From an email

I got this from a cousin this morning and liked it so much I decided to share it, guess my old fartiness is showing! (Sorry about the weird formatting, but I’m feeling too lazy to remove the >s.


> At the cash register of the store, the young cashier
> suggested to the older woman that she should bring her own shopping
> bags because plastic bags weren’t good for the environment.
> The woman apologized and explained, “We didn’t have this
> green thing back in my earlier days.”
> The cashier responded, “That’s our problem today. Your
> generation did not care enough to save our environment for future
> generations. You didn’t have the green thing.”
> She was right — our generation didn’t have the green thing
> in its day.
> Back then, we returned milk bottles, soft drink bottles and
> beer bottles to the store. The store sent them back to the plant to
> be washed and sterilized and refilled, so it could use the same
> bottles over and over. So they really were recycling. We refilled
> writing pens with ink instead of buying a new pen, and we replaced the
> razor blades in a razor instead of throwing away the whole razor just
> because the blade got dull.
> But we didn’t have the green thing back in our day.
> We walked up stairs, because we didn’t have an escalator in
> every shop and office building. We walked to the grocery store and
> didn’t climb into a 300-horsepower machine every time we had to go two
> blocks.
> But she was right. We didn’t have the green thing in our day.
> Back then, we washed the baby’s nappies because we didn’t
> have the throw-away kind. We dried clothes on a line, not in an energy
> gobbling machine burning up 220 volts — wind and solar power really
> did dry our clothes back in our early days. Kids got hand-me-down
> clothes from their brothers or sisters, not always brand-new clothing.
> But that young lady is right. We didn’t have the green thing
> back in our day.
> Back then, we had one TV, or radio, in the house — not a TV
> in every room. And the TV had a small screen the size of a
> handkerchief, not a screen the size of the Melbourne Cricket Ground.
> In the kitchen, we blended and stirred by hand because we didn’t have
> electric machines to do everything for us.
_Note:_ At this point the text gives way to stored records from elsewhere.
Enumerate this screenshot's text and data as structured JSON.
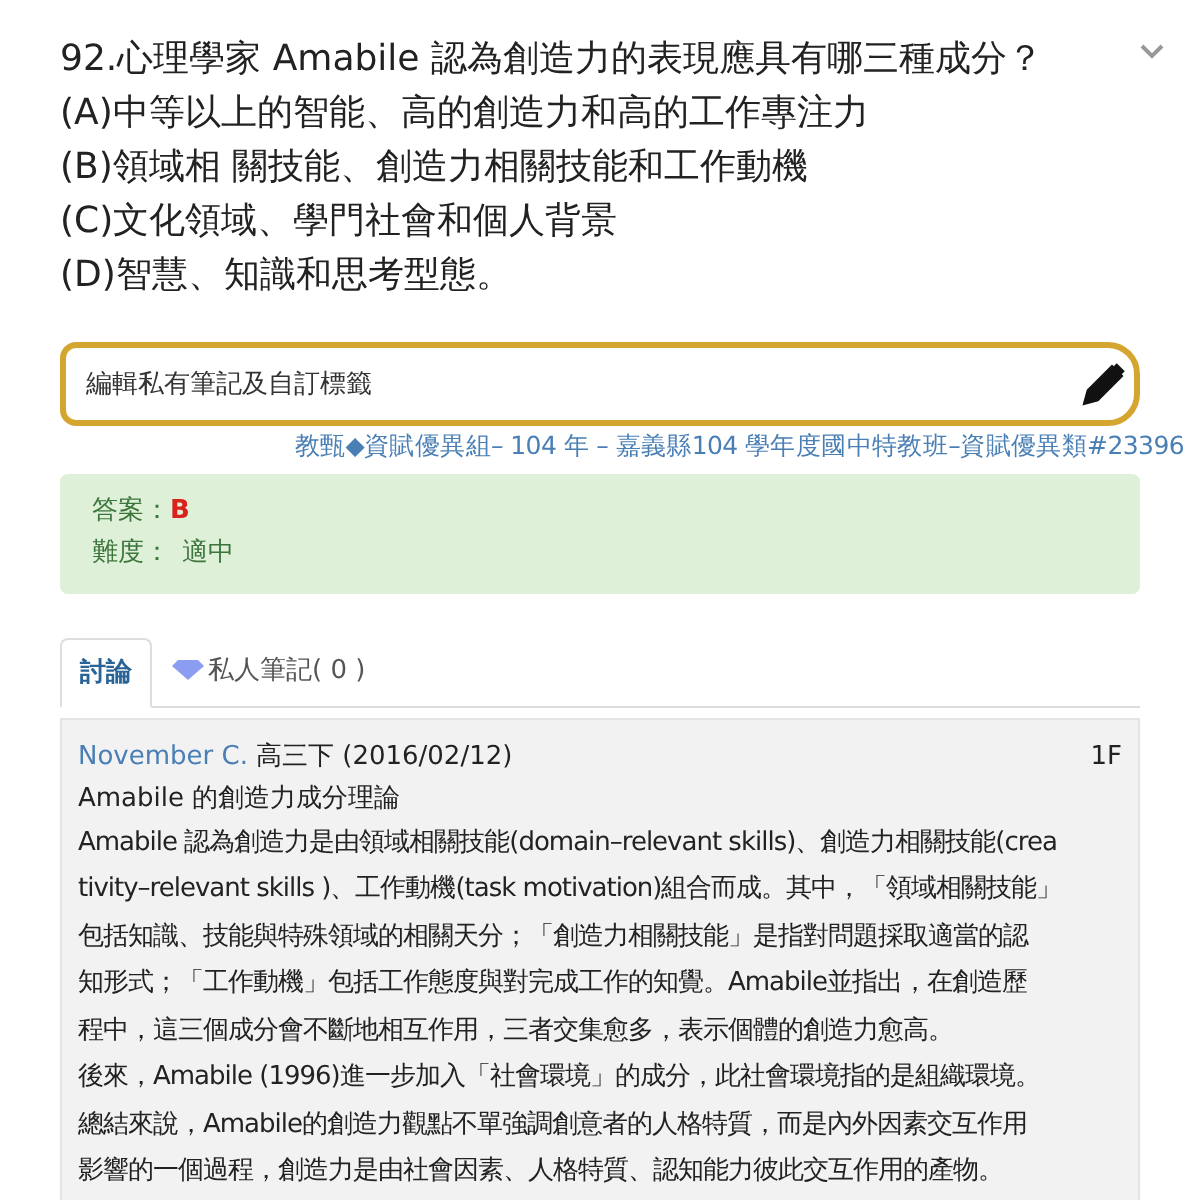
{
  "question": {
    "title": "92.心理學家 Amabile 認為創造力的表現應具有哪三種成分？",
    "options": [
      "(A)中等以上的智能、高的創造力和高的工作專注力",
      "(B)領域相 關技能、創造力相關技能和工作動機",
      "(C)文化領域、學門社會和個人背景",
      "(D)智慧、知識和思考型態。"
    ]
  },
  "note_field": {
    "placeholder": "編輯私有筆記及自訂標籤"
  },
  "source": "教甄◆資賦優異組– 104 年 – 嘉義縣104 學年度國中特教班–資賦優異類#23396",
  "answer": {
    "label": "答案：",
    "value": "B"
  },
  "difficulty": {
    "label": "難度：",
    "value": "適中"
  },
  "tabs": [
    {
      "label": "討論",
      "selected": true,
      "kind": "text"
    },
    {
      "label": "私人筆記( 0 )",
      "selected": false,
      "kind": "gem"
    }
  ],
  "post": {
    "author": "November C.",
    "meta": "高三下 (2016/02/12)",
    "floor": "1F",
    "title": "Amabile 的創造力成分理論",
    "lines": [
      "Amabile 認為創造力是由領域相關技能(domain–relevant skills)、創造力相關技能(crea",
      "tivity–relevant skills )、工作動機(task motivation)組合而成。其中，「領域相關技能」",
      "包括知識、技能與特殊領域的相關天分；「創造力相關技能」是指對問題採取適當的認",
      "知形式；「工作動機」包括工作態度與對完成工作的知覺。Amabile並指出，在創造歷",
      "程中，這三個成分會不斷地相互作用，三者交集愈多，表示個體的創造力愈高。",
      "後來，Amabile (1996)進一步加入「社會環境」的成分，此社會環境指的是組織環境。",
      "總結來說，Amabile的創造力觀點不單強調創意者的人格特質，而是內外因素交互作用",
      "影響的一個過程，創造力是由社會因素、人格特質、認知能力彼此交互作用的產物。"
    ]
  }
}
When we packaged a fragile
> item to send in the post, we used wrapped up old newspapers to cushion
> it, not Styrofoam or plastic bubble wrap. Back then, we didn’t fire
> up an engine and burn petrol just to cut the lawn. We used a push
> mower that ran on human power. We exercised by working so we didn’t
> need to go to a health club to run on treadmills that operate on
> electricity.
> But she’s right. We didn’t have the green thing back then.
> We drank water from a tap when we were thirsty instead of
> demanding a plastic bottle flown in from another country. We accepted
> that a lot of food was seasonal and didn’t expect that to be trucked
> in or flown thousands of air miles. We actually cooked food that
> didn’t come out of a packet, tin or plastic wrap and we could even
> wash our own vegetables and chop our own salad.
> But we didn’t have the green thing back then.
> Back then, city people took the tram or a bus, and kids rode
> their bikes to school or walked instead of turning their mothers into
> a 24-hour taxi service. We had one electrical outlet in a room, not an
> entire bank of sockets to power a dozen appliances. And we didn’t need
> a computerized gadget to receive a signal beamed from satellites 2,000
> miles out in space in order to find the nearest pizza joint.
> But isn’t it sad the current generation laments how wasteful
> we old folks were just because we didn’t have the green thing back
> then?
> Please forward this on to another selfish old person who
> needs a lesson in conservation from a smart-ass young person.
> Remember:
> Don’t make old people mad. We don’t like being old in the
> first place, so it doesn’t take much to piss us off.